Raven stood, saying, "Well, I'd best get back if I want to see her before visiting hours close. Thanks for bringing us our stuff."

"Stay out of trouble," Xavier said as he stood to shake Raven's hand.

"Call when you get back," I said, "We'll get the gang together at the diner or something."

"That sounds like a plan." Raven threw us a mock salute as he left out the door.

Xavier wrapped his arm around my shoulders and rubbed my arm. "Let's go eat."

******

Our first night sleeping in the car Xavier and I spoke of how the mate bond had affected us in the beginning. I gained a better understanding of where his head had been.

FLASHBACK 1

He had been praying to the goddess for years for Jenna to be his mate. So when he learned I was his true mate he'd felt betrayed and abandoned by her.

"In a way, I saw you as 'the other woman', as if it was your intention to come between Jenna and I, and I was angry with you for hurting Jenna in that way.
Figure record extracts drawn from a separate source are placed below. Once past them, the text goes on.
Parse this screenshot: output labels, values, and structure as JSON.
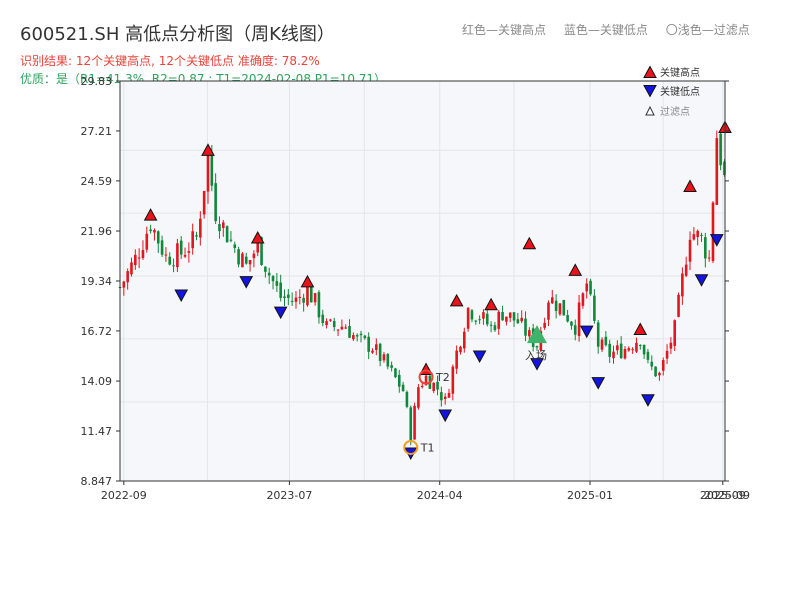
{
  "header": {
    "title": "600521.SH 高低点分析图（周K线图）",
    "result_line": "识别结果: 12个关键高点, 12个关键低点  准确度: 78.2%",
    "quality_line": "优质：是（R1=41.3%, R2=0.87 ; T1=2024-02-08 P1=10.71）"
  },
  "top_legend": {
    "red": "红色—关键高点",
    "blue": "蓝色—关键低点",
    "light": "〇浅色—过滤点"
  },
  "legend": {
    "high": "关键高点",
    "low": "关键低点",
    "filtered": "过滤点"
  },
  "colors": {
    "up": "#e0171e",
    "down": "#10883a",
    "high_marker": "#e8131b",
    "low_marker": "#1414e0",
    "t1": "#f0a020",
    "t2": "#e8443a",
    "entry": "#3db36b"
  },
  "chart_data": {
    "type": "candlestick",
    "title": "600521.SH 高低点分析图（周K线图）",
    "ylim": [
      8.847,
      29.83
    ],
    "y_ticks": [
      8.847,
      11.47,
      14.09,
      16.72,
      19.34,
      21.96,
      24.59,
      27.21,
      29.83
    ],
    "y_tick_labels": [
      "8.847",
      "11.47",
      "14.09",
      "16.72",
      "19.34",
      "21.96",
      "24.59",
      "27.21",
      "29.83"
    ],
    "x_ticks": [
      "2022-09",
      "2023-07",
      "2024-04",
      "2025-01",
      "2025-09"
    ],
    "x_tick_overlap": "2025-09",
    "x_range": [
      "2022-08-25",
      "2025-09-05"
    ],
    "grid": true,
    "legend_position": "top-right",
    "weekly_close": [
      [
        "2022-08-25",
        19.0
      ],
      [
        "2022-09-22",
        20.5
      ],
      [
        "2022-10-20",
        22.4
      ],
      [
        "2022-11-17",
        20.6
      ],
      [
        "2022-12-15",
        20.8
      ],
      [
        "2023-01-12",
        21.6
      ],
      [
        "2023-02-02",
        25.8
      ],
      [
        "2023-02-16",
        23.0
      ],
      [
        "2023-03-16",
        21.4
      ],
      [
        "2023-04-13",
        20.1
      ],
      [
        "2023-05-04",
        21.2
      ],
      [
        "2023-05-25",
        19.7
      ],
      [
        "2023-06-15",
        18.5
      ],
      [
        "2023-07-13",
        18.3
      ],
      [
        "2023-08-03",
        18.9
      ],
      [
        "2023-08-17",
        18.2
      ],
      [
        "2023-09-07",
        16.9
      ],
      [
        "2023-10-12",
        17.0
      ],
      [
        "2023-11-02",
        16.2
      ],
      [
        "2023-11-30",
        15.9
      ],
      [
        "2023-12-28",
        14.8
      ],
      [
        "2024-01-25",
        13.6
      ],
      [
        "2024-02-08",
        11.3
      ],
      [
        "2024-02-22",
        13.8
      ],
      [
        "2024-03-07",
        14.3
      ],
      [
        "2024-03-28",
        13.7
      ],
      [
        "2024-04-11",
        13.0
      ],
      [
        "2024-05-02",
        15.6
      ],
      [
        "2024-05-23",
        17.9
      ],
      [
        "2024-06-13",
        17.5
      ],
      [
        "2024-07-04",
        16.9
      ],
      [
        "2024-07-25",
        17.7
      ],
      [
        "2024-08-22",
        17.2
      ],
      [
        "2024-09-12",
        16.4
      ],
      [
        "2024-09-26",
        16.0
      ],
      [
        "2024-10-17",
        18.5
      ],
      [
        "2024-11-07",
        18.0
      ],
      [
        "2024-12-05",
        17.0
      ],
      [
        "2024-12-26",
        19.2
      ],
      [
        "2025-01-16",
        16.0
      ],
      [
        "2025-02-06",
        15.5
      ],
      [
        "2025-03-06",
        15.8
      ],
      [
        "2025-04-03",
        16.4
      ],
      [
        "2025-04-17",
        14.9
      ],
      [
        "2025-05-08",
        14.4
      ],
      [
        "2025-06-05",
        16.8
      ],
      [
        "2025-07-03",
        22.0
      ],
      [
        "2025-07-24",
        21.5
      ],
      [
        "2025-08-07",
        20.5
      ],
      [
        "2025-08-21",
        27.0
      ],
      [
        "2025-09-05",
        24.5
      ]
    ],
    "key_highs": [
      [
        "2022-10-20",
        22.4
      ],
      [
        "2023-02-02",
        25.8
      ],
      [
        "2023-05-04",
        21.2
      ],
      [
        "2023-08-03",
        18.9
      ],
      [
        "2024-03-07",
        14.3
      ],
      [
        "2024-05-02",
        17.9
      ],
      [
        "2024-07-04",
        17.7
      ],
      [
        "2024-09-12",
        20.9
      ],
      [
        "2024-12-05",
        19.5
      ],
      [
        "2025-04-03",
        16.4
      ],
      [
        "2025-07-03",
        23.9
      ],
      [
        "2025-09-05",
        27.0
      ]
    ],
    "key_lows": [
      [
        "2022-12-15",
        19.0
      ],
      [
        "2023-04-13",
        19.7
      ],
      [
        "2023-06-15",
        18.1
      ],
      [
        "2024-02-08",
        10.71
      ],
      [
        "2024-04-11",
        12.7
      ],
      [
        "2024-06-13",
        15.8
      ],
      [
        "2024-09-26",
        15.4
      ],
      [
        "2024-12-26",
        17.1
      ],
      [
        "2025-01-16",
        14.4
      ],
      [
        "2025-04-17",
        13.5
      ],
      [
        "2025-07-24",
        19.8
      ],
      [
        "2025-08-21",
        21.9
      ]
    ],
    "annotations": [
      {
        "label": "T1",
        "date": "2024-02-08",
        "value": 10.71
      },
      {
        "label": "T2",
        "date": "2024-03-07",
        "value": 14.3
      },
      {
        "label": "入场",
        "date": "2024-09-26",
        "value": 16.5
      }
    ]
  }
}
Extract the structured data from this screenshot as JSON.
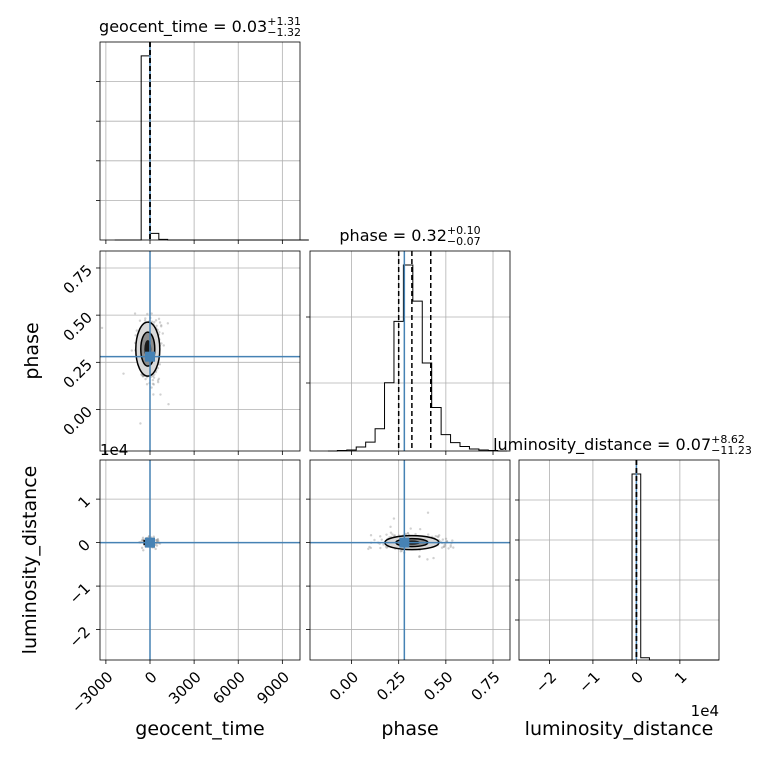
{
  "chart_data": {
    "type": "corner",
    "parameters": [
      "geocent_time",
      "phase",
      "luminosity_distance"
    ],
    "truths": {
      "geocent_time": 0,
      "phase": 0.28,
      "luminosity_distance": 0
    },
    "marginals": [
      {
        "parameter": "geocent_time",
        "title": "geocent_time = 0.03",
        "title_base": "geocent_time = 0.03",
        "title_plus": "+1.31",
        "title_minus": "−1.32",
        "quantiles": [
          -1.29,
          0.03,
          1.34
        ],
        "bin_edges": [
          -2400,
          -1800,
          -1200,
          -600,
          0,
          600,
          1200,
          1800,
          2400,
          3000,
          3600,
          4200,
          4800,
          5400,
          6000,
          6600,
          7200,
          7800,
          8400,
          9000,
          9600,
          10200,
          10800
        ],
        "counts": [
          0,
          0,
          0,
          970,
          35,
          3,
          0,
          0,
          0,
          0,
          0,
          0,
          0,
          0,
          0,
          0,
          0,
          0,
          0,
          0,
          0,
          0
        ]
      },
      {
        "parameter": "phase",
        "title": "phase = 0.32",
        "title_base": "phase = 0.32",
        "title_plus": "+0.10",
        "title_minus": "−0.07",
        "quantiles": [
          0.25,
          0.32,
          0.42
        ],
        "bin_edges": [
          -0.125,
          -0.075,
          -0.025,
          0.025,
          0.075,
          0.125,
          0.175,
          0.225,
          0.275,
          0.325,
          0.375,
          0.425,
          0.475,
          0.525,
          0.575,
          0.625,
          0.675,
          0.725,
          0.775,
          0.825
        ],
        "counts": [
          0,
          1,
          2,
          8,
          18,
          45,
          138,
          262,
          376,
          303,
          178,
          88,
          33,
          17,
          9,
          4,
          2,
          1,
          0
        ]
      },
      {
        "parameter": "luminosity_distance",
        "title": "luminosity_distance = 0.07",
        "title_base": "luminosity_distance = 0.07",
        "title_plus": "+8.62",
        "title_minus": "−11.23",
        "quantiles": [
          -11.16,
          0.07,
          8.69
        ],
        "bin_edges": [
          -27000,
          -25000,
          -23000,
          -21000,
          -19000,
          -17000,
          -15000,
          -13000,
          -11000,
          -9000,
          -7000,
          -5000,
          -3000,
          -1000,
          1000,
          3000,
          5000,
          7000,
          9000,
          11000,
          13000,
          15000,
          17000,
          19000
        ],
        "counts": [
          0,
          0,
          0,
          0,
          0,
          0,
          0,
          0,
          0,
          0,
          0,
          0,
          0,
          975,
          12,
          0,
          0,
          0,
          0,
          0,
          0,
          0,
          0
        ]
      }
    ],
    "axes": {
      "geocent_time": {
        "label": "geocent_time",
        "range": [
          -3400,
          10200
        ],
        "ticks": [
          -3000,
          0,
          3000,
          6000,
          9000
        ],
        "tick_labels": [
          "−3000",
          "0",
          "3000",
          "6000",
          "9000"
        ]
      },
      "phase": {
        "label": "phase",
        "range": [
          -0.22,
          0.84
        ],
        "ticks": [
          0.0,
          0.25,
          0.5,
          0.75
        ],
        "tick_labels": [
          "0.00",
          "0.25",
          "0.50",
          "0.75"
        ]
      },
      "luminosity_distance": {
        "label": "luminosity_distance",
        "range": [
          -27000,
          19000
        ],
        "ticks": [
          -20000,
          -10000,
          0,
          10000
        ],
        "tick_labels": [
          "−2",
          "−1",
          "0",
          "1"
        ],
        "offset_text": "1e4"
      }
    },
    "phase_axis_x": {
      "range": [
        -0.22,
        0.84
      ],
      "ticks": [
        0.0,
        0.25,
        0.5,
        0.75
      ],
      "tick_labels": [
        "0.00",
        "0.25",
        "0.50",
        "0.75"
      ]
    },
    "grid": true,
    "truth_color": "#4682b4",
    "hist_color": "#000000",
    "grid_color": "#b0b0b0"
  }
}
It was wrong of me to take out my frustrations on you. I hurt you, and I did so intentionally to get back at you. It was childish and I was stupid. I promise I'll do better."

It wasn't everything, but it was a start.

Our second night sleeping with the car Xavier and I spoke of how betrayal and rejection of our bond had affected me. He had been deeply pained to learn the extent I had been affected while we were at Markus'.

FLASHBACK 2

"I felt justified betraying our bond, so did Jenna. We knew you both could feel it. We wanted to cause you both pain for being our true mates. We wanted you both to want to break the bonds as much as we did. We began to feel bad about it when neither of you retaliated, and that's when we decided to end your misery by marking each other.

"We were blaming you for something you couldn't control. It was incredibly selfish of us, and I will spend the rest of my days amending for my behavior."

I asked, "If you had known your wolf wouldn't have accepted Jenna unless-"

"I would have broken it off with Jenna immediately if I'd known that," Xavier asserted, "I would never have continued dating her. I would have protected you. I would have insisted she move in with Raven as soon as she learned he was her true mate." He tucked a curl behind my ear and stroked my cheek. "If I had known that my wolf would only accept you, I would have done everything differently. I don't know that it would have changed how I felt, my human side, especially in the beginning, but I would have accepted you as my mate from the moment I realized we were bonded.

"I'm not going to ask for your forgiveness, my actions and behavior were much too vile. I will ask that you give me a chance to be a better person."

I gave him a small smile, saying, "I know you're a better person than what you were showing me. I can give you a chance to prove it."

He kissed my forehead and whispered, "Thank you."